Аребин вгляделся в лицо Павла. Должно быть, глаза его разучились выражать чувство радости и ласки; они горели под густыми спаянными бровями темным и отчаянным огнем, как у человека, который уже не надеялся, что к нему вернется когда-нибудь душевная ясность и покой; он жил как бы со стиснутыми зубами, от этого в вырезе туго сомкнутых губ его таилось что-то страдальчески-горькое и непреклонное. В расстегнутом вороте старой, залатанной на плечах гимнастерки виднелась крепкая шея с выпиравшим кадыком. Когда склонялся, на лоб тучей сползали волосы, тусклые, без блеска, и жесткие.

— Вы к нам, извиняйте, по делу или просто на огонек? — допытывался дед, явно обеспокоенный чем-то; помедлив, кашлянул, прикрывая рот ладонью. — А может, вас из правленья к нам, от Прохорова?

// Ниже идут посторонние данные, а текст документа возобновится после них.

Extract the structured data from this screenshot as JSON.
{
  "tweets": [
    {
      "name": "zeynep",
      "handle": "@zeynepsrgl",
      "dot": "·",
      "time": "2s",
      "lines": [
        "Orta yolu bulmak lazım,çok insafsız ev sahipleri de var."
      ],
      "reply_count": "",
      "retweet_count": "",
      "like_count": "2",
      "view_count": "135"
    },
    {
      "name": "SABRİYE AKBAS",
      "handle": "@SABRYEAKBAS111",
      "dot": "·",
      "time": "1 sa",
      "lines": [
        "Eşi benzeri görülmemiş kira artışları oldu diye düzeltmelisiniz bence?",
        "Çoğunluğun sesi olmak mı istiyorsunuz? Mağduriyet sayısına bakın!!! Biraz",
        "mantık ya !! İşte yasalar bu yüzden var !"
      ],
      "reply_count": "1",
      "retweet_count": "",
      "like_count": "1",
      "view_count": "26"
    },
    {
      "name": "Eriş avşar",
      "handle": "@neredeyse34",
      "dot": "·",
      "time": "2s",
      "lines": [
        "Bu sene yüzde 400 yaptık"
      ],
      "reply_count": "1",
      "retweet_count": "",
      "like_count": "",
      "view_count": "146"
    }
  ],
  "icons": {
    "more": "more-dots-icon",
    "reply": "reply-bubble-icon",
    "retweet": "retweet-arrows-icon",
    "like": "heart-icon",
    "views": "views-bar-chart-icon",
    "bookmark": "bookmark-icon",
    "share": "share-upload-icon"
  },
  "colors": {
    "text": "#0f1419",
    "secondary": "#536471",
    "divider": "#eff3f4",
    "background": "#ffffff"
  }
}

— Нет, я сам по себе. — Аребин вытер платком вспотевшее лицо, повернулся к Павлу. — Что там у вас случилось, если это не секрет, конечно?

Павел легонько оттолкнул от себя стол и, поднимаясь, низко пригнул голову, чтобы не задеть лампу.

— Я уже сказал: гадов на земле много! — с досадой бросил он.

Катя передала ему маленького.

— Подержи-ка, я одену ребятишек…

Она быстро и привычно управлялась с детьми: кинула одежонку двум старшим, сама же занялась младшими — подпоясывала, застегивала пуговицы, завязывала шнурочки, закутывала головы платками. Это была высокая женщина с толстой девичьей косой; возле рта уже легли горькие отметины, губы выцвели; только глаза, большие и темные, как у Павла, делали ее строгой и красивой.

Попрощавшись с Аребиным, она повела свой выводок домой; ребятишки вереницей, как утята, переваливались через порог и пропадали в темноте сеней. Павел зажег фонарь и вышел их проводить.

Константин Данилыч тотчас выключил радио и подсел к Аребину.

— Как вас величать-то?

— Владимир Николаевич.

— Из Москвы! — Дед изумленно, с оттенком гордости покосился на мать Павла, как бы говоря: «Видишь, откуда залетела к нам птица!»

Мать распялила пальто гостя на черенках двух ухватов и прислонила его к горячему подтопу сушиться.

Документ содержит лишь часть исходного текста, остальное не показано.